Sometimes you just have to see WTF is going on. There’s been a wind storm, you forgot to test your Maglite ahead of time, and now you’re in the dark with your woman. Normally this would be awesome, but you’re right in the middle of Ticket to Ride and you’re about to win. What do you do? Reach for your trusty crank-powered LED lantern made by North Point.
The North Point lantern has a few nifty features that impressed me right out of the box. It’s lightweight, has a rubberized body, and a plastic handle with a folding hook on it so that you can hang the lantern. Operation is simple: there’s one button that turns on four, eight, all twelve lights, and then turns all of the lights off. There’s a gimmicky compass on the top of the lantern hood. I guess it works well enough, but I’m not entirely sure why it was included. There is a plug for an AC adapter, but again I’m a bit baffled by this product feature. If there’s power, wouldn’t one use more powerful lights instead?
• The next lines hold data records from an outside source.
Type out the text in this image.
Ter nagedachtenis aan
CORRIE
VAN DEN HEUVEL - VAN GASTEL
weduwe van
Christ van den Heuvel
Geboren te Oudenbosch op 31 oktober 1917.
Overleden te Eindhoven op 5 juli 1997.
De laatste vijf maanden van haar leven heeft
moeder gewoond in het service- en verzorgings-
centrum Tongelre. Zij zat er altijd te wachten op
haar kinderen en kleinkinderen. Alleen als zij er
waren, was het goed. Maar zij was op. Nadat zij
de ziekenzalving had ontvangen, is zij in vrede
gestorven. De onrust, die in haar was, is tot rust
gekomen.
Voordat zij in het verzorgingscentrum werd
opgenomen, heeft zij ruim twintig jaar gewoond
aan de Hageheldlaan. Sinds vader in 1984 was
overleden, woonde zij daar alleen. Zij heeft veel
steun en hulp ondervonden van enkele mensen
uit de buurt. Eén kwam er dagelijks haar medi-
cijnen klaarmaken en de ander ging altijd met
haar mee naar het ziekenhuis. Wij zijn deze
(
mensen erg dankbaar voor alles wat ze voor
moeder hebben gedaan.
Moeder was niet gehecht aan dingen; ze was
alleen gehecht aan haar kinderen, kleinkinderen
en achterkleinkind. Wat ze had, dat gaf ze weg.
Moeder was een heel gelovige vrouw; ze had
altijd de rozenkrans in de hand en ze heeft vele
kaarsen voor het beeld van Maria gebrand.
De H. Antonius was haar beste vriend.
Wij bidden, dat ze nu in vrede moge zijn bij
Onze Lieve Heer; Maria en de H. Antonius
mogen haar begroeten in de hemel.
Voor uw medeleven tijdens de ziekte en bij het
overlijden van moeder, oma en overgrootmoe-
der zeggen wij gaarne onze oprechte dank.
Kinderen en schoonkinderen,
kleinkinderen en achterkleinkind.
I like hand-cranked gadgets, because no matter how out of shape you are you can always turn a plastic handle for sixty seconds. The product packaging reports twenty minutes of light for every minute, but as with my other hand-crank emergency goodies the run time is usually under-estimated on the product description. My lantern ran for over two hours before the LEDs completely died out.
Unfortunately, the North Point lantern may run so long because the light output is very, very, low. Even with all twelve LEDs on, the lantern didn’t give off enough light to read by, even at distances as close as two feet. I would rate the output of the lantern as “useless” unless you are afraid of the dark and just need a comfort light. I wouldn’t count on the lantern to illuminate anything, even at full brightness. Looks like we’ll use our Braille skills to finish that game of Ticket to Ride.
I bought two of these from Tanga for about $15 each after shipping. I don’t think these are worth even fifteen dollars. The light output is too low, and I would have MUCH rather had more light than a longer run-time. I don’t need an hour of dim light; I want twenty minutes of bright light. After all, I’m about to claim a route from San Francisco to Los Angeles.